For his size, Toppin’s a solid ball-handler with both hands and a very good passer. Although he finished with more total turnovers than assists, he still averaged 2.2apg this past season.
Toppin has a unique build with high shoulders and, despite just an average wingspan measurement, plays bigger than his height. He can out-muscle smaller defenders and was too quick for bigger centers.
Toppin played in an NBA-style system at Dayton and should be very comfortable taking his offensive game to the next level.
WEAKNESSES The aforementioned “upside” is always a concern for a high lottery pick who’ll turn 23 before the completion of his rookie year.
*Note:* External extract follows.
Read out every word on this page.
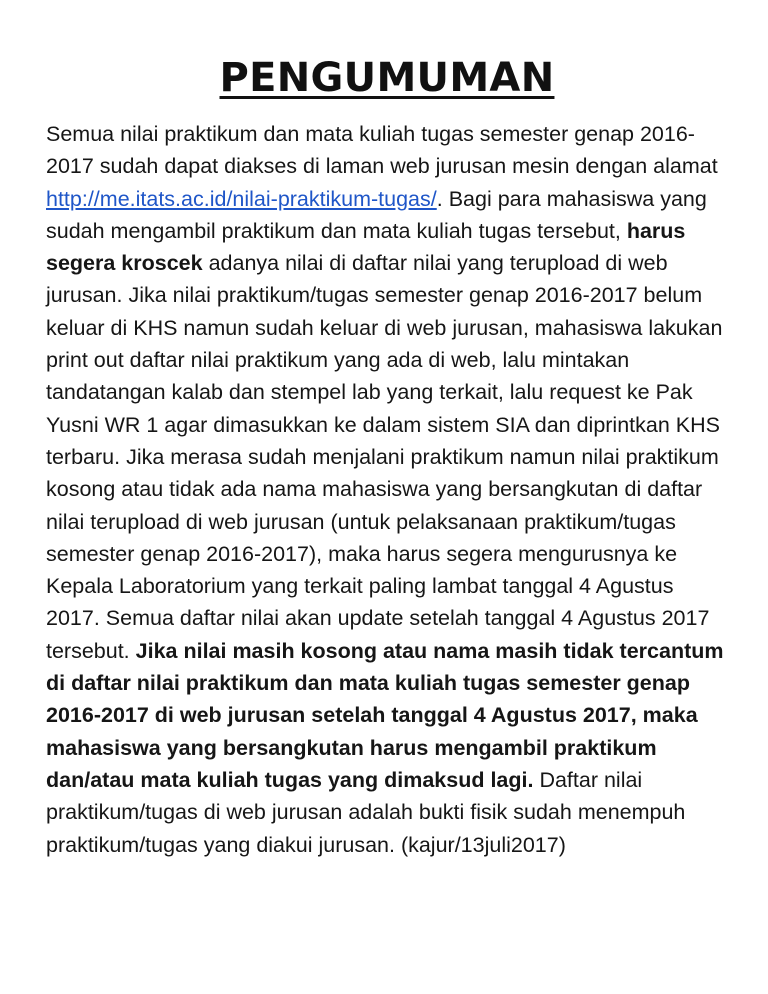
PENGUMUMAN

Semua nilai praktikum dan mata kuliah tugas semester genap 2016-2017 sudah dapat diakses di laman web jurusan mesin dengan alamat http://me.itats.ac.id/nilai-praktikum-tugas/. Bagi para mahasiswa yang sudah mengambil praktikum dan mata kuliah tugas tersebut, harus segera kroscek adanya nilai di daftar nilai yang terupload di web jurusan. Jika nilai praktikum/tugas semester genap 2016-2017 belum keluar di KHS namun sudah keluar di web jurusan, mahasiswa lakukan print out daftar nilai praktikum yang ada di web, lalu mintakan tandatangan kalab dan stempel lab yang terkait, lalu request ke Pak Yusni WR 1 agar dimasukkan ke dalam sistem SIA dan diprintkan KHS terbaru. Jika merasa sudah menjalani praktikum namun nilai praktikum kosong atau tidak ada nama mahasiswa yang bersangkutan di daftar nilai terupload di web jurusan (untuk pelaksanaan praktikum/tugas semester genap 2016-2017), maka harus segera mengurusnya ke Kepala Laboratorium yang terkait paling lambat tanggal 4 Agustus 2017. Semua daftar nilai akan update setelah tanggal 4 Agustus 2017 tersebut. Jika nilai masih kosong atau nama masih tidak tercantum di daftar nilai praktikum dan mata kuliah tugas semester genap 2016-2017 di web jurusan setelah tanggal 4 Agustus 2017, maka mahasiswa yang bersangkutan harus mengambil praktikum dan/atau mata kuliah tugas yang dimaksud lagi. Daftar nilai praktikum/tugas di web jurusan adalah bukti fisik sudah menempuh praktikum/tugas yang diakui jurusan. (kajur/13juli2017)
The other concern about Toppin is another dreaded Draft term – that he could be a “tweener”: not big enough to compete with true NBA centers and not quick enough to run with more athletic powers forwards and wings. Toppin was a beast for Dayton, but the Flyers only played two top 25 schools – and bigger centers gave Toppin trouble on the defensive end.
The defensive end is where Toppin will have to prove himself at the pro level. He’s a tremendous vertical athlete, but not quick laterally or with change of pace direction making him vulnerable on the perimeter.
Physically, aside from the average wingspan, Toppin will need to add strength to his lower body. One of the knocks on him was a lack of physicality. In that vein, Toppin is a good-but-not-great rebounder, but still has room for improvement.
Despite being a solid shot-blocker, Toppin doesn’t project as the proverbial “plus” defender, but he was asked to do so much of UD’s offensive heavy lifting that some defensive miscues were manageable.
HOW HE'D FIT The Cavaliers collection of bigs that ended last season was among the league’s best. Tristan Thompson, Kevin Love, Andre Drummond and Larry Nance Jr. proved to be a handful.
Whether that quartet returns intact or not, Toppin would be a welcome addition to Cleveland’s frontline. He can stretch the floor or be dynamic on the block. Imagine the acceleration of the young guards’ growth having a weapon like Toppin working above the rim.
If the Wine & Gold are looking to shore up a defense that’s struggled over the past couple seasons, Toppin is not going to help right away. But having better players around him and in a system where he’s asked to do less offensively could help him sharpen those skills.
Finally, Toppin is, by all accounts, a great young kid and strong leader – someone who worked his way up from being lightly-recruited out of high school (who didn’t dunk until his senior year) to college basketball’s best player and a top pick in the 2020 NBA Draft.
Does that sound like the type of player who might fit in here in Cleveland?